What they ask is: "If the election were tomorrow, how would you vote?" Turns out, the problem with this is that it registers vain protests. And this is the obvious thing that the academics discovered: A lifelong Labour voter whose parents voted Labour and whose grandparents voted Labour might well tell a pollster they're going to vote Conservative because they're a bit pissed off with Ed Milliband this week (who isn't?), but, once in a polling booth, will never ever do such a thing.

The question polls should ask is: "Which party do you identify with?" People who feel like they're a part of the Conservative Party, who feel that a Tory is who they are, will vote Conservative. Some polling organisations now try to take account of this by asking people how they voted in the last election.

The important finding here is that, for the most part, people vote based on identity, on tribalism. It's which group you feel you belong to that influences how you vote.

So, the moment the Scottish Referendum was announced, I said, "That's it: Scotland's leaving the UK." There has never for one moment been any doubt in my mind that Scotland will vote to leave. I have been frankly surprised that so many professional politicians — who, whatever you may think of their policies, should at least know a bit about politics and elections — have been convinced that the No campaign would win and are apparently genuinely surprised now that it looks like they won't. I never trusted the opinion polls that showed that No would win, and I don't trust the latest polls that show that Yes will win, despite their happening to be right by sheer luck. Obviously Scotland will vote to be an independent country. Because there is simply no way to separate a referendum like this from the question of identity, and Scots' primary identity is always Scottish. Yes, plenty of Scots are proud to be British — but they're Scottish first.

Thing is, unlike in a general election, this is actually a good thing: this Referendum should be about identity.

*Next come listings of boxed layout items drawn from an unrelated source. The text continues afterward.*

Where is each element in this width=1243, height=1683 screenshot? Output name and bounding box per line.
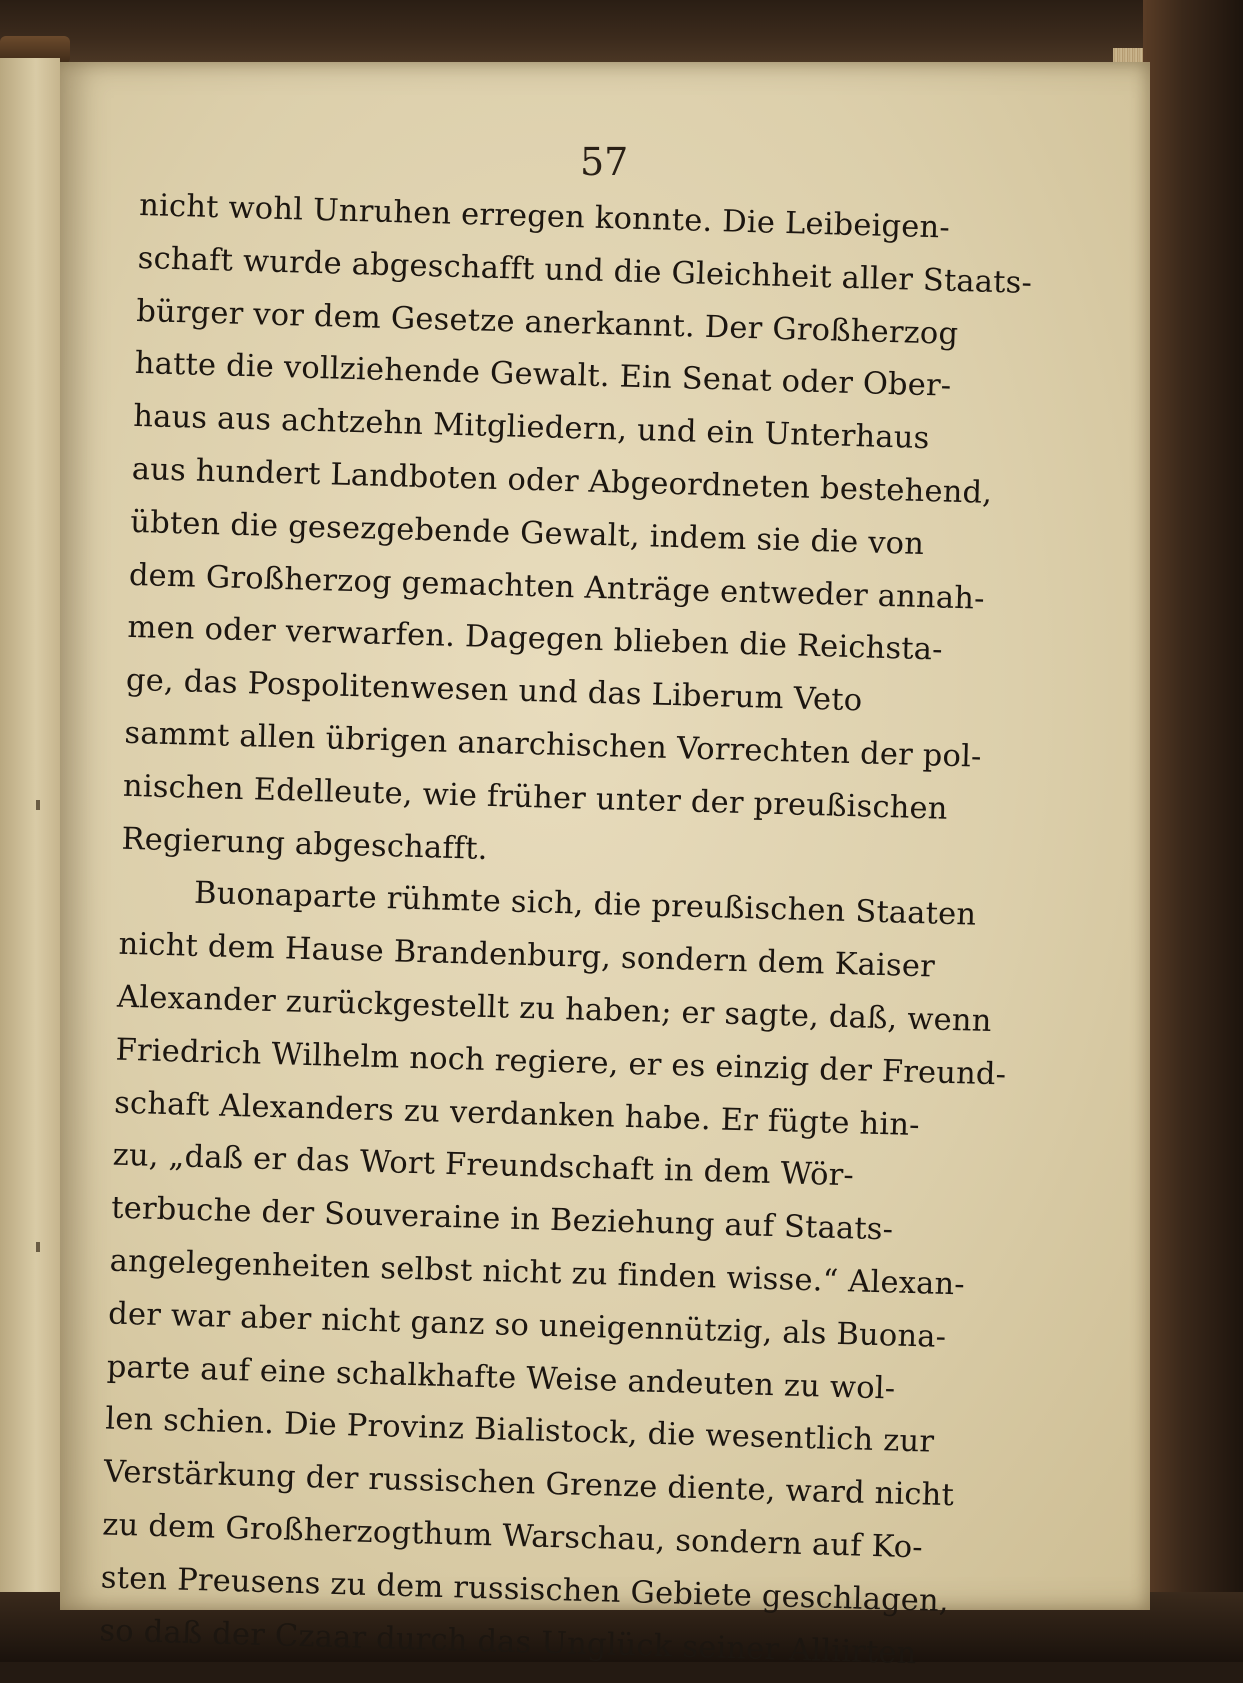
text-line: terbuche der Souveraine in Beziehung auf Staats- [110, 1190, 894, 1248]
book-cover-top [0, 0, 1243, 62]
text-line: dem Großherzog gemachten Anträge entweder annah- [128, 557, 986, 617]
book-page [60, 62, 1150, 1671]
text-line: schaft wurde abgeschafft und die Gleichheit aller Staats- [137, 240, 1033, 301]
text-line: haus aus achtzehn Mitgliedern, und ein Unterhaus [132, 399, 930, 457]
text-line: sten Preusens zu dem russischen Gebiete geschlagen, [100, 1560, 950, 1619]
text-line: Verstärkung der russischen Grenze diente, ward nicht [103, 1454, 955, 1514]
paragraph-start-line: Buonaparte rühmte sich, die preußischen Staaten [193, 876, 977, 933]
text-line: nicht dem Hause Brandenburg, sondern dem Kaiser [118, 926, 936, 985]
text-line: nicht wohl Unruhen erregen konnte. Die Leibeigen- [138, 187, 951, 246]
text-line: nischen Edelleute, wie früher unter der preußischen [122, 768, 949, 827]
margin-tick-mark [36, 1242, 40, 1252]
left-page-gutter [0, 58, 60, 1608]
text-line: schaft Alexanders zu verdanken habe. Er fügte hin- [113, 1085, 921, 1143]
text-line: ge, das Pospolitenwesen und das Liberum Veto [125, 662, 863, 719]
text-line: hatte die vollziehende Gewalt. Ein Senat oder Ober- [134, 346, 952, 405]
page-text [99, 180, 1040, 1683]
margin-tick-mark [36, 800, 40, 810]
text-line: zu, „daß er das Wort Freundschaft in dem Wör- [112, 1137, 855, 1194]
text-line: zu dem Großherzogthum Warschau, sondern auf Ko- [101, 1507, 924, 1566]
text-line: Regierung abgeschafft. [121, 821, 489, 867]
text-line: übten die gesezgebende Gewalt, indem sie die von [129, 504, 925, 562]
text-line: len schien. Die Provinz Bialistock, die wesentlich zur [104, 1401, 935, 1460]
text-line: parte auf eine schalkhafte Weise andeuten zu wol- [106, 1349, 896, 1407]
text-line: bürger vor dem Gesetze anerkannt. Der Großherzog [135, 293, 959, 352]
text-line: sammt allen übrigen anarchischen Vorrechten der pol- [124, 715, 983, 775]
book-cover-right [1143, 0, 1243, 1662]
text-line: aus hundert Landboten oder Abgeordneten bestehend, [131, 451, 993, 511]
page-number: 57 [580, 140, 629, 184]
text-line: der war aber nicht ganz so uneigennützig, als Buona- [107, 1296, 947, 1355]
text-line: men oder verwarfen. Dagegen blieben die Reichsta- [127, 610, 944, 668]
text-line: Friedrich Wilhelm noch regiere, er es einzig der Freund- [115, 1032, 1007, 1093]
text-line: Alexander zurückgestellt zu haben; er sagte, daß, wenn [116, 979, 993, 1040]
text-line: so daß der Czaar durch das Unglück seiner Alliirten [98, 1612, 917, 1671]
text-line: angelegenheiten selbst nicht zu finden wisse.“ Alexan- [109, 1243, 966, 1303]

The campaigning on both sides has been some of the stupidest I've ever seen (and I saw Labour try to persuade the country that Michael Foot would be a great Prime Minister), as it has all been about policy, or about the next five to ten years, or about whether Scotland is viable as a nation. Utter bollocks, the lot of it.

The decision to secede will last for centuries. No-one knows what'll happen over that time. Trying to claim that it's a good or a bad idea on the basis of some current concern is much like basing your opinion of the Union on Whig policy. This Referendum has nothing to do with policy, for how on Earth can it? It is, simply, about what Scotland is, about what being Scottish means — not about what any Scottish government might do. Gut feeling about identity is probably the best way to vote. It's certainly better than taking Alex Salmond or the God-awful Nicola Sturgeon seriously.

Scotland will do very well by itself, eventually. It might even do very well immediately, though I think that's less likely. But good luck regardless. The Union was bloody great (and bloody, and great) and demonstrated that the English can achieve great things with help from the Scots and that the Scots can achieve great things with help from the English. But this is a democracy, and it doesn't look like the Union is really wanted anymore.

Course, if I'm wrong, this post is going to look as embarrassing as that celebratory Labour footage. Nearly.